All of this is natural stuff that happens to people in the world every day, but I must confess it's hard sometimes to be creative when your mind is in a tragedy-induced fog. It makes me wonder how comics comics can remain funny when they are fighting their own demons. It's not like they can call in sad. Richard Jeni, one of the funniest men I ever heard, lost his fight. He blew his brains out in a Hollywood apartment. I never would have known from his public persona how depression ate him.

Playing hurt is another matter altogether, and last week I learned how tough but rewarding that can be.

I had the road trip from hell to Miami and New York, ordinarily two of my favorite cities. For one thing, I was sick the entire week. For another, I got mugged in New York -- by a sidewalk. I was walking the two blocks from the subway to my hotel, bags in tow, when I tripped on a chunk of sidewalk that was not level and fell forward. Despite the insistence of one Giants coach that my face must have hit the sidewalk because, well, just look at it, I actually landed on my left hand and right ribcage, bruising both. I really thought for two days my left hand was broken, but I was afraid to go to a New York emergency room and seeing all those mobsters in the waiting room with assorted bullet wounds.

I was not in good shape Saturday and Sunday, but I made my way to the ballpark and did my job anyway. Fortunately, I had no pain in my hand when I curled it to hold a pen or typed on my laptop. Other things I could not accomplish with that hand. I'll leave those to your imagination, you filthy, filthy people.

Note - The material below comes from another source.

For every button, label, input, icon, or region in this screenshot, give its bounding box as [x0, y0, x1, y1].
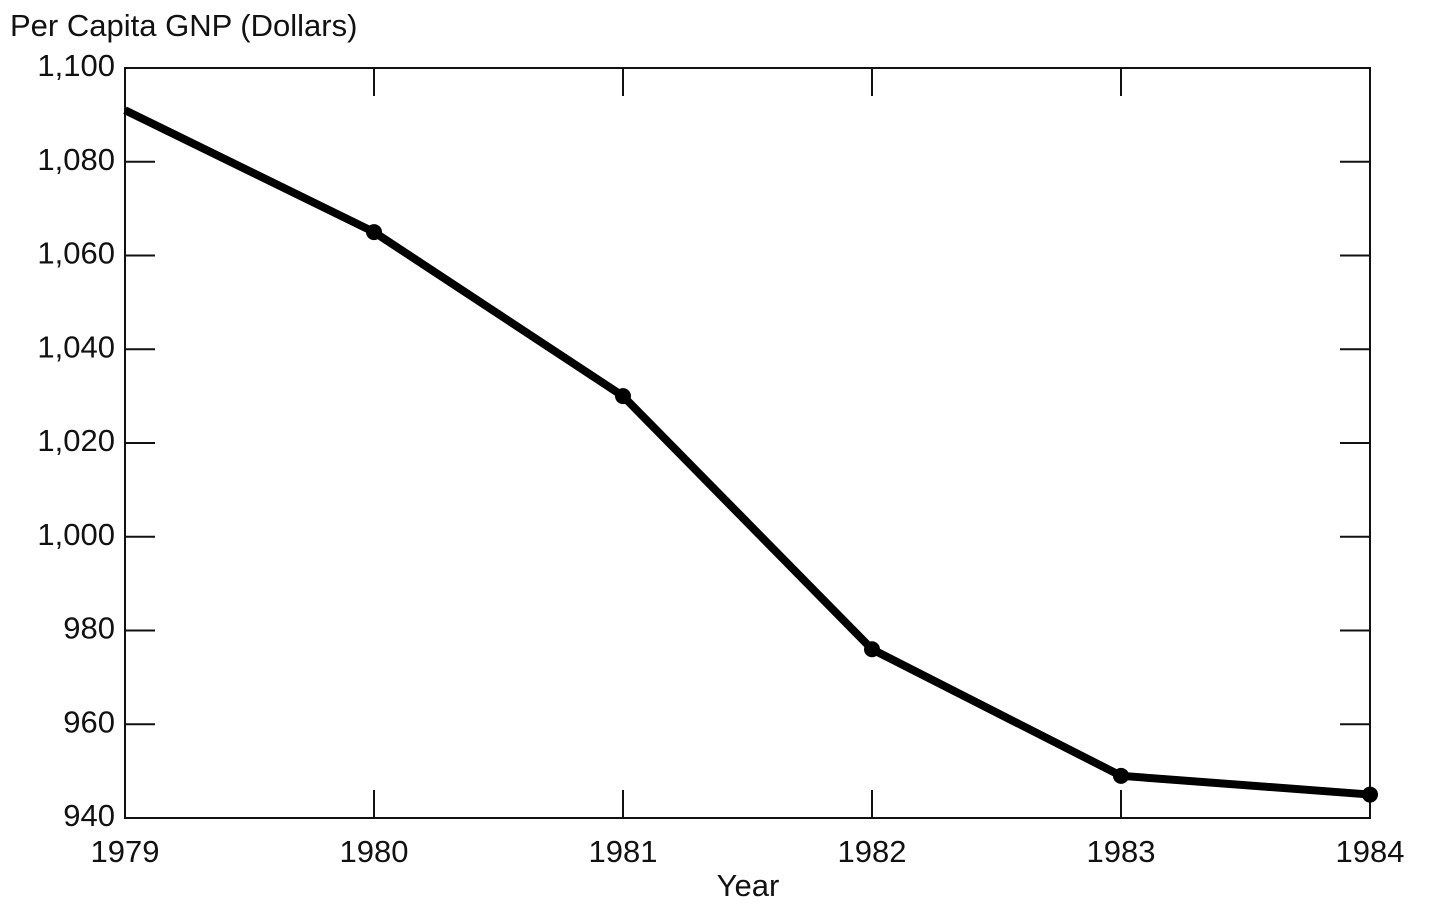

I'm proud of myself for what I accomplished in New York with bruises over my body and a throat that felt like I tried to be one of those circus fire-swallowers and hiccuped at the worst possible time. Though professional athletes can be shallow at times, they send a strong message by playing hurt, and it resonates with me. None of the stories will win a Wurlitzer Prize, but at least you didn't get Associated Press dispatches in your Chronicles.

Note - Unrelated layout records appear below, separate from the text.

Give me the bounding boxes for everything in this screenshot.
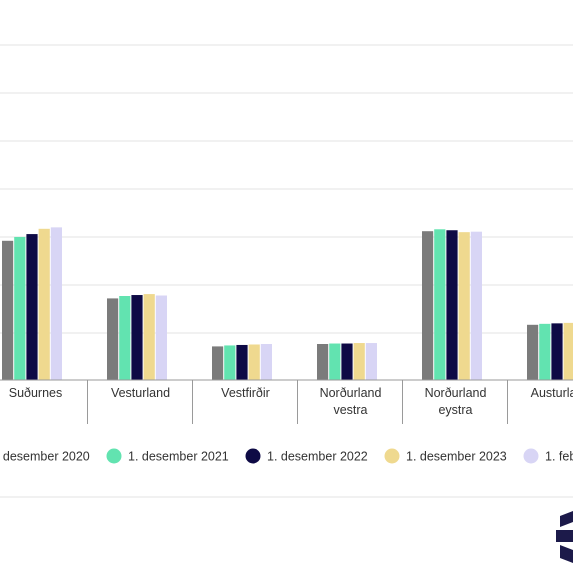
legend-item[interactable]: 1. desember 2023 [384,448,507,464]
legend-marker [106,448,122,464]
legend-label: 1. desember 2021 [128,450,229,464]
legend-label: 1. febrúar 2024 [545,450,573,464]
bar: 7300 [236,344,248,380]
bars: 2900029800304003150031800 170001750017700… [2,227,573,380]
bar: 7200 [224,345,236,380]
x-tick-label: Vesturland [111,386,170,400]
legend-item[interactable]: 1. desember 2020 [0,449,90,464]
x-tick-label: vestra [333,403,367,417]
x-tick-label: eystra [438,403,472,417]
bar: 7700 [365,343,377,380]
bar: 11500 [527,324,539,380]
bar: 17700 [131,295,143,380]
bar: 17000 [107,298,119,380]
bar: 7000 [212,346,224,380]
bar: 7600 [329,343,341,380]
bar: 17900 [143,294,155,380]
x-tick-label: Norðurland [425,386,487,400]
bar: 31000 [422,231,434,380]
legend-label: 1. desember 2023 [406,450,507,464]
bar: 7500 [260,344,272,380]
bar: 30900 [470,231,482,380]
legend-item[interactable]: 1. febrúar 2024 [523,448,573,464]
x-tick-label: Suðurnes [9,386,63,400]
x-tick-label: Norðurland [320,386,382,400]
x-tick-label: Vestfirðir [221,386,270,400]
bar: 30800 [458,232,470,380]
bar: 31200 [446,230,458,380]
bar: 31500 [38,228,50,380]
legend-marker [523,448,539,464]
bar: 11900 [563,322,573,380]
bar: 7600 [341,343,353,380]
legend-item[interactable]: 1. desember 2021 [106,448,229,464]
bar: 17500 [119,296,131,380]
bar: 29800 [14,236,26,380]
x-tick-label: Austurland [531,386,573,400]
bar: 31800 [50,227,62,380]
bar: 7700 [353,343,365,380]
bar: 17600 [155,295,167,380]
bar: 29000 [2,240,14,380]
bar: 7400 [248,344,260,380]
bar: 30400 [26,234,38,380]
gridlines [0,44,573,498]
legend-label: 1. desember 2022 [267,450,368,464]
bar: 31400 [434,229,446,380]
x-axis: Suðurnes Vesturland Vestfirðir Norðurland ve… [0,379,573,424]
legend-marker [384,448,400,464]
bar: 11700 [539,323,551,380]
legend-marker [245,448,261,464]
legend-label: 1. desember 2020 [0,450,90,464]
legend-item[interactable]: 1. desember 2022 [245,448,368,464]
bar: 7500 [317,344,329,380]
bar: 11800 [551,323,563,380]
brand-logo-icon [556,511,573,563]
legend[interactable]: 1. desember 2020 1. desember 2021 1. desem… [0,448,573,464]
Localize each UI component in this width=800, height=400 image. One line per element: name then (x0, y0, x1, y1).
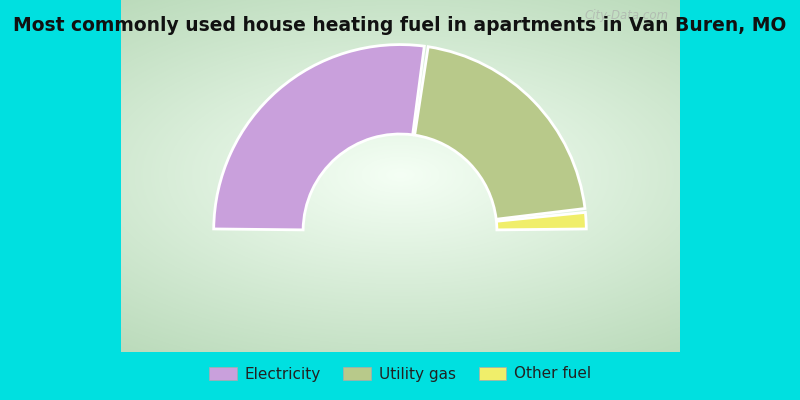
Wedge shape (497, 212, 586, 230)
Text: Most commonly used house heating fuel in apartments in Van Buren, MO: Most commonly used house heating fuel in… (14, 16, 786, 35)
Wedge shape (214, 44, 424, 230)
Wedge shape (414, 47, 585, 219)
Legend: Electricity, Utility gas, Other fuel: Electricity, Utility gas, Other fuel (203, 360, 597, 388)
Text: City-Data.com: City-Data.com (584, 9, 668, 22)
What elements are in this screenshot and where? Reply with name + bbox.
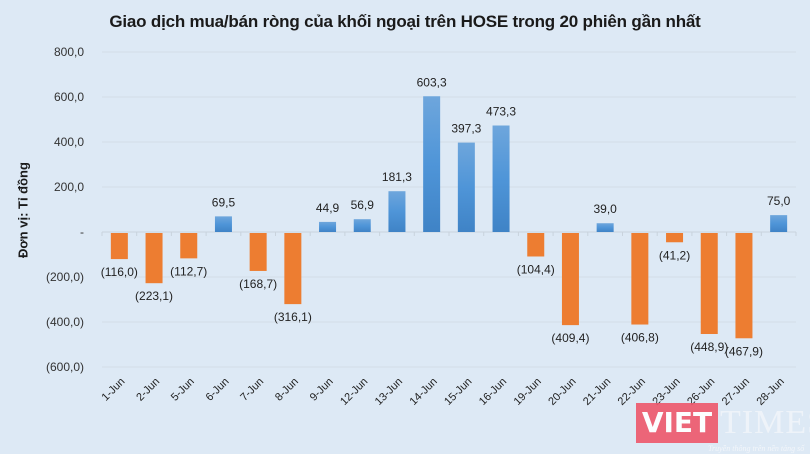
x-tick-label: 5-Jun (169, 376, 197, 404)
data-label: (448,9) (690, 340, 728, 354)
data-label: 44,9 (316, 201, 340, 215)
bar-23-Jun (666, 233, 684, 243)
data-label: (104,4) (517, 262, 555, 276)
y-tick-label: 200,0 (54, 180, 84, 194)
bar-19-Jun (527, 233, 545, 257)
data-label: (316,1) (274, 310, 312, 324)
y-tick-label: 400,0 (54, 135, 84, 149)
x-tick-label: 7-Jun (238, 376, 266, 404)
data-label: 69,5 (212, 195, 236, 209)
bar-5-Jun (180, 233, 198, 259)
data-label: (409,4) (551, 331, 589, 345)
gridlines (101, 51, 797, 368)
data-label: (223,1) (135, 289, 173, 303)
y-tick-label: 800,0 (54, 45, 84, 59)
bar-12-Jun (353, 219, 371, 232)
chart-title: Giao dịch mua/bán ròng của khối ngoại tr… (109, 12, 701, 31)
bar-22-Jun (631, 233, 649, 325)
data-label: 473,3 (486, 105, 516, 119)
x-tick-label: 12-Jun (338, 376, 370, 408)
data-label: 397,3 (451, 122, 481, 136)
watermark-tagline: Truyền thông trên nền tảng số (708, 444, 805, 453)
x-tick-label: 19-Jun (512, 376, 544, 408)
bar-7-Jun (249, 233, 267, 271)
data-labels: (116,0) (223,1) (112,7) 69,5 (168,7) (316,1) 4… (101, 75, 791, 358)
y-tick-label: 600,0 (54, 90, 84, 104)
bar-20-Jun (561, 233, 579, 326)
x-tick-label: 14-Jun (407, 376, 439, 408)
data-label: 75,0 (767, 194, 791, 208)
bars (110, 96, 788, 339)
bar-16-Jun (492, 125, 510, 232)
x-tick-label: 6-Jun (204, 376, 232, 404)
x-tick-label: 21-Jun (581, 376, 613, 408)
bar-28-Jun (770, 215, 788, 232)
data-label: 181,3 (382, 170, 412, 184)
x-tick-label: 2-Jun (134, 376, 162, 404)
bar-21-Jun (596, 223, 614, 232)
watermark-viet: VIET (636, 403, 718, 443)
data-label: (116,0) (101, 265, 138, 279)
bar-6-Jun (214, 216, 232, 232)
y-tick-label: (200,0) (46, 270, 84, 284)
x-tick-label: 1-Jun (100, 376, 128, 404)
data-label: (41,2) (659, 248, 690, 262)
y-tick-label: - (80, 225, 84, 239)
bar-9-Jun (319, 221, 337, 232)
bar-27-Jun (735, 233, 753, 339)
bar-14-Jun (423, 96, 441, 232)
data-label: (168,7) (239, 277, 277, 291)
data-label: 603,3 (417, 75, 447, 89)
bar-2-Jun (145, 233, 163, 284)
y-axis-ticks: 800,0 600,0 400,0 200,0 - (200,0) (400,0) (600,… (46, 45, 84, 374)
x-tick-label: 16-Jun (477, 376, 509, 408)
bar-26-Jun (700, 233, 718, 335)
data-label: (406,8) (621, 331, 659, 345)
y-tick-label: (600,0) (46, 360, 84, 374)
x-tick-label: 13-Jun (373, 376, 405, 408)
y-tick-label: (400,0) (46, 315, 84, 329)
bar-15-Jun (457, 142, 475, 232)
data-label: 56,9 (351, 198, 375, 212)
data-label: (112,7) (170, 264, 207, 278)
x-tick-label: 8-Jun (273, 376, 301, 404)
x-tick-label: 9-Jun (308, 376, 336, 404)
bar-8-Jun (284, 233, 302, 305)
x-tick-label: 20-Jun (546, 376, 578, 408)
x-tick-label: 15-Jun (442, 376, 474, 408)
data-label: 39,0 (593, 202, 617, 216)
bar-13-Jun (388, 191, 406, 232)
bar-1-Jun (110, 233, 128, 260)
watermark-times: TIMES (720, 404, 810, 441)
data-label: (467,9) (725, 344, 763, 358)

Athletes also impress me when they play through their own tragedies -- deaths and illnesses and such. I doubt I'll ever have to perform at as high a level in my job as they do in theirs, unless President-elect Newsom asks me to write his first inaugural address in 2020. But I'd like to think I have the mental fortitude to do the job no matter how bad things are outside the office.

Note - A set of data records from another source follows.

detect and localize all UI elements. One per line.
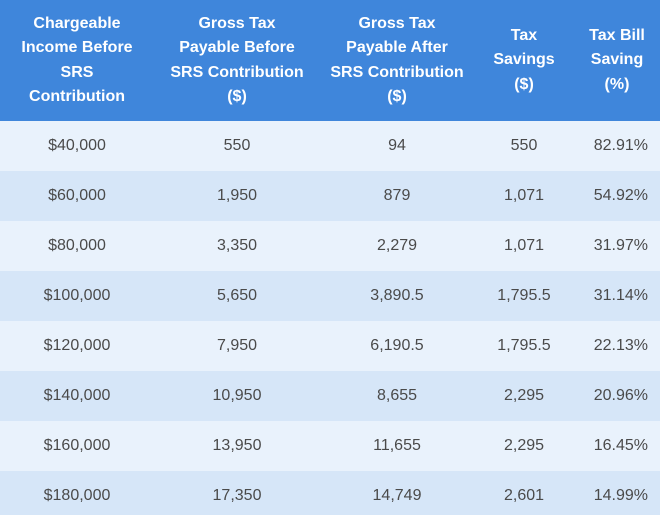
header-tax-bill-saving: Tax Bill Saving (%) xyxy=(574,0,660,121)
header-line: ($) xyxy=(514,75,534,93)
table-row: $140,000 10,950 8,655 2,295 20.96% xyxy=(0,371,660,421)
table-row: $180,000 17,350 14,749 2,601 14.99% xyxy=(0,471,660,515)
cell-tax-bill-saving: 31.97% xyxy=(593,237,648,254)
header-line: Contribution xyxy=(29,88,125,105)
cell-tax-savings: 1,071 xyxy=(503,187,545,204)
cell-gross-tax-before: 13,950 xyxy=(212,437,262,454)
table-row: $60,000 1,950 879 1,071 54.92% xyxy=(0,171,660,221)
header-line: Payable After xyxy=(346,39,448,56)
header-line: Payable Before xyxy=(179,39,295,56)
header-line: Saving xyxy=(590,51,644,69)
table-row: $40,000 550 94 550 82.91% xyxy=(0,121,660,171)
cell-tax-bill-saving: 82.91% xyxy=(593,137,648,154)
cell-chargeable-income: $160,000 xyxy=(43,437,111,454)
table-row: $80,000 3,350 2,279 1,071 31.97% xyxy=(0,221,660,271)
table-row: $120,000 7,950 6,190.5 1,795.5 22.13% xyxy=(0,321,660,371)
cell-gross-tax-after: 14,749 xyxy=(372,487,422,504)
table-row: $100,000 5,650 3,890.5 1,795.5 31.14% xyxy=(0,271,660,321)
header-line: SRS Contribution xyxy=(170,63,304,81)
cell-gross-tax-before: 10,950 xyxy=(212,387,262,404)
cell-gross-tax-before: 3,350 xyxy=(216,237,258,254)
cell-gross-tax-after: 3,890.5 xyxy=(370,287,424,304)
header-gross-tax-after: Gross Tax Payable After SRS Contribution… xyxy=(320,0,474,121)
header-line: ($) xyxy=(227,88,247,105)
cell-tax-savings: 2,295 xyxy=(503,437,545,454)
cell-tax-bill-saving: 16.45% xyxy=(593,437,648,454)
header-gross-tax-before: Gross Tax Payable Before SRS Contributio… xyxy=(154,0,320,121)
table-body: $40,000 550 94 550 82.91% $60,000 1,950 879 1,07… xyxy=(0,121,660,515)
cell-tax-savings: 1,795.5 xyxy=(497,337,551,354)
cell-chargeable-income: $40,000 xyxy=(48,137,106,154)
cell-gross-tax-before: 5,650 xyxy=(216,287,258,304)
header-line: Savings xyxy=(493,51,555,69)
header-line: Tax xyxy=(510,26,538,44)
cell-gross-tax-after: 2,279 xyxy=(376,237,418,254)
header-chargeable-income: Chargeable Income Before SRS Contributio… xyxy=(0,0,154,121)
cell-tax-savings: 2,601 xyxy=(503,487,545,504)
cell-tax-bill-saving: 22.13% xyxy=(593,337,648,354)
cell-tax-savings: 550 xyxy=(510,137,538,154)
cell-gross-tax-before: 550 xyxy=(223,137,251,154)
cell-gross-tax-before: 1,950 xyxy=(216,187,258,204)
cell-tax-bill-saving: 20.96% xyxy=(593,387,648,404)
cell-tax-bill-saving: 14.99% xyxy=(593,487,648,504)
cell-chargeable-income: $80,000 xyxy=(48,237,106,254)
header-line: Gross Tax xyxy=(198,14,276,32)
cell-gross-tax-before: 17,350 xyxy=(212,487,262,504)
cell-chargeable-income: $140,000 xyxy=(43,387,111,404)
cell-gross-tax-after: 11,655 xyxy=(373,437,421,454)
header-line: Gross Tax xyxy=(358,14,436,32)
header-line: Chargeable xyxy=(33,14,121,32)
header-line: Tax Bill xyxy=(589,26,645,44)
cell-chargeable-income: $180,000 xyxy=(43,487,111,504)
cell-gross-tax-before: 7,950 xyxy=(216,337,258,354)
cell-chargeable-income: $120,000 xyxy=(43,337,111,354)
cell-tax-savings: 2,295 xyxy=(503,387,545,404)
header-tax-savings: Tax Savings ($) xyxy=(474,0,574,121)
cell-gross-tax-after: 879 xyxy=(383,187,411,204)
cell-tax-savings: 1,795.5 xyxy=(497,287,551,304)
table-row: $160,000 13,950 11,655 2,295 16.45% xyxy=(0,421,660,471)
table-header: Chargeable Income Before SRS Contributio… xyxy=(0,0,660,121)
cell-gross-tax-after: 8,655 xyxy=(376,387,418,404)
header-line: (%) xyxy=(604,75,630,93)
header-line: SRS xyxy=(60,63,94,81)
header-row: Chargeable Income Before SRS Contributio… xyxy=(0,0,660,121)
header-line: ($) xyxy=(387,88,407,105)
cell-tax-bill-saving: 54.92% xyxy=(593,187,648,204)
cell-tax-savings: 1,071 xyxy=(503,237,545,254)
cell-gross-tax-after: 94 xyxy=(388,137,406,154)
cell-tax-bill-saving: 31.14% xyxy=(593,287,648,304)
header-line: SRS Contribution xyxy=(330,63,464,81)
cell-chargeable-income: $60,000 xyxy=(48,187,106,204)
header-line: Income Before xyxy=(21,39,133,56)
cell-chargeable-income: $100,000 xyxy=(43,287,111,304)
cell-gross-tax-after: 6,190.5 xyxy=(370,337,424,354)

After all, if Moe can poke Larry in the eye and drop an anvil on his foot while his brother is fighting for his life in a hospital, a sportswriter should be able to make his readers laugh a little even if he loses his bout with a sidewalk.


  1. Glad to hear it wasn't more serious Hank. I'm sure that hand will be back to its normal activities in no time....Personally, I don't think the great comics are great in spite of their demons. I think they are great because of their demons. Remember, the next time you get a ticket in Miami, you can (and should) tell yourself, 'at least I didn't get mugged by a sidewalk in NYC.'

  2. That story hits home for me. A few years ago, I was working for an entertainment company, and my job description required me to be in front of people, moving the show along. One day, only an hour before I arrived at the building, I got a call that one of my best friends was killed in an automobile accident in Utah. I was grief striken, but the show had to go on, I had a job to do, and I did it. Afterwards, I mourned, but for that night, I found comfort in performing.

  3. In the grand tradition of Papa Hemingway, Hank played hurt; bully for you and I'm glad we reaped the benefits.